Climate scientists searching for missing amounts of atmospheric heat say the Atlantic Ocean and its currents have been masking the effects of global warming, but things are preparing to heat up much more after this latest 30-year cycle alternates back to several decades of heating.
Several decades of ocean-induced cooling follow a term of heating, which lasts for a similar amount of time, according to researchers from the University of Washington. Right now, the Atlantic Ocean's currents are sending heated surface water deep within the water body's chilly depths.
It's given the illusion that the planet isn't heating in accordance with previous climate change models, but the researchers say global warming and periods of ocean heat exchanges are separate events. And when the Atlantic's cooling period ends, roughly 30 years after its 2000 start, the ocean's heating effect will only compound the global warming it is currently temporing.
The study, "Varying planetary heat sink led to global-warming slowdown and acceleration," was published in the American Association for the Advancement of Science on Aug. 22.
The researchers delved deeper in their quest to pinpoint the missing heat, literally studying the depths of the ocean instead of changes at it surface area, according to corresponding author Ka-Kit Tung, a UW professor of applied mathematics and adjunct faculty member in atmospheric sciences. With ice sheets thinning faster than ever observed in recorded history, studying sea level was a logical start to launch the search for the missing atmospheric heat.
"Every week there's a new explanation of the hiatus," says Tung. "Many of the earlier papers had necessarily focused on symptoms at the surface of the Earth, where we see many different and related phenomena. We looked at observations in the ocean to try to find the underlying cause."
Salt drives the cycles of hot and cold. Saltier waters of the Atlantic sink into lighter regions, causing the ocean's currents to pick up speed. The temperature oscillations has been tracked for centuries and may go back millennia, based on historical records, the report suggests.
"There are recurrent cycles that are salinity-driven that can store heat deep in the Atlantic and Southern oceans," Tung says. "After 30 years of rapid warming in the warm phase, now it's time for the cool phase."
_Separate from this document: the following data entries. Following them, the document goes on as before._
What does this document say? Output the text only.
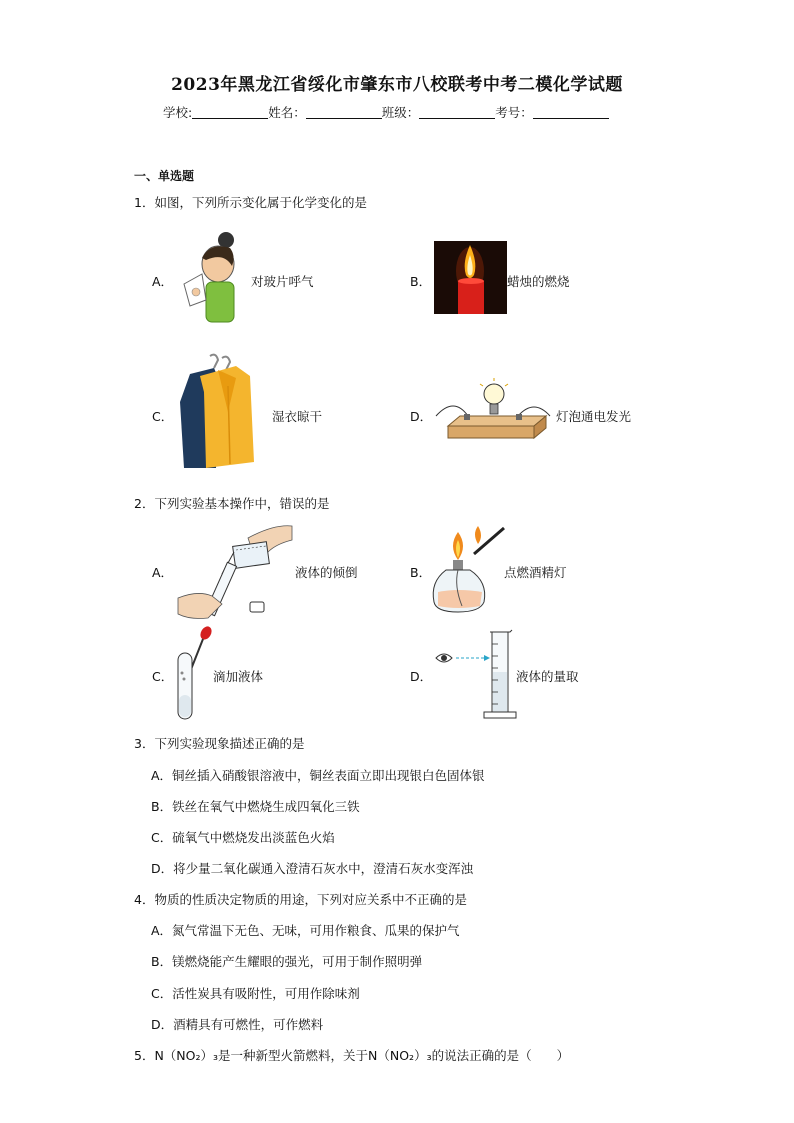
2023年黑龙江省绥化市肇东市八校联考中考二模化学试题
学校:	姓名：	班级：	考号：
一、单选题
1．如图，下列所示变化属于化学变化的是
A．	对玻片呼气	B．	蜡烛的燃烧
C．	湿衣晾干	D．	灯泡通电发光
2．下列实验基本操作中，错误的是
A．	液体的倾倒	B．	点燃酒精灯
C．	滴加液体	D．	液体的量取
3．下列实验现象描述正确的是
A．铜丝插入硝酸银溶液中，铜丝表面立即出现银白色固体银
B．铁丝在氧气中燃烧生成四氧化三铁
C．硫氧气中燃烧发出淡蓝色火焰
D．将少量二氧化碳通入澄清石灰水中，澄清石灰水变浑浊
4．物质的性质决定物质的用途，下列对应关系中不正确的是
A．氮气常温下无色、无味，可用作粮食、瓜果的保护气
B．镁燃烧能产生耀眼的强光，可用于制作照明弹
C．活性炭具有吸附性，可用作除味剂
D．酒精具有可燃性，可作燃料
5．N（NO₂）₃是一种新型火箭燃料，关于N（NO₂）₃的说法正确的是（　　）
The salt-sped currents send the heated waters of the southern Atlantic up into the region around Iceland, though it remains unclear what causes the cycle to reset. However, the current cycle of cooling is slowing down and is on pace to end in sync with the duration of previous periods.
Richard Alley, a geoscientist at Pennsylvania State University, says he's unsure if study on the Atlantic is a new story or a different narrator's view of the same tale.
"Those of us who work in palaeoclimate have for a very long time had an idea that the Atlantic matters," Alley says. "The evidence from the ice ages is that there were huge North Atlantic changes that show up in climate records all over the world."